On both Aries and Flame (on master, I haven't tested 2.5) certain images sometimes incorrectly display a small version when I first double-tap to zoom in.

I suspect (and hope) that this is a MediaFrame regression caused by my patch in bug 1207792 or by Punam's patch in bug 1188286.  If it is not either of those, then it is probably something to do with Seth's recent gecko changes.

This bug does not seem to occur, or at least not obviously with images from the camera on Aries or Flame. But it is easy to reproduce with the test images in apps/gallery/test/images. 65.jpg, 63.jpg and 31.jpg, for example.
Assignee: nobody → dflanagan
Reverting bug 1188286 does not fix this. Bug 1207792 only affects videos not photos, but I tried reverting it anyway. No luck.

So I'm going to have to actually investigate this one.
I assumed that something was going wrong with the backgroundImage code in media_frame.js and it was the background image that was not being displayed correctly. But if I comment out all the backgroundImage stuff I still see this bug.
If I add more delay between setting the CSS background image and displaying the full-size image then this problem seems to go away.  

So perhaps the attempt to decode the full-size image prevents the CSS background image from displaying, and we're left with only the original preview image, but it is small because we're zoomed in.

But that does not explain why this only seems to affect jpeg images and not png images....

I need to figure out just what kinds of previews are involved for the affected images.
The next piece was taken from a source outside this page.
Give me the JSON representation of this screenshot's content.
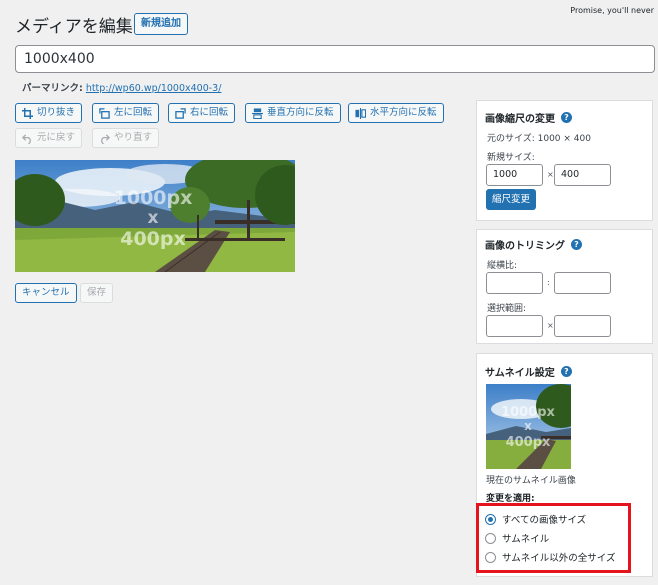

If they are jpegs without previews then the fact that we're using #-moz-samplesize for the preview might have something to do with it. An image caching issue, perhaps.
I also need to check whether this reproduces in 2.5 or not.
[Blocking Requested - why for this release]: It seems like a pretty bad graphics glitch, and would be nice to fix if we can.

This does affect 2.5.

And it does affect large png images: I can reproduce it easily with the test image 35.png

This affects jpegs with no EXIF preview, or with invalid EXIF preview. And it affects them if they've got an external preview (like large pngs have) or if they create a preview by downsampling.  I have not been able to reproduce it with jpegs from the Aries camera, even though they are big and don't have usable EXIF previews.
blocking-b2g: --- → 2.5?
Regression with a bad user experience.
blocking-b2g: 2.5? → 2.5+
Keywords: regression
Priority: -- → P3
I've figured out that this is not related to the preview-to-fullsize switching code in _displayImage. If I modifiy the zoom() function so that it does not even call switchToFullsizeImage() I still see this just with the zoom and no image switching.

If I also take out the zoom animation, then the bug does not occur. (But if I take out the zoom animation but leave in the image switching, then the bug still occurs for images where there is actually something to switch.)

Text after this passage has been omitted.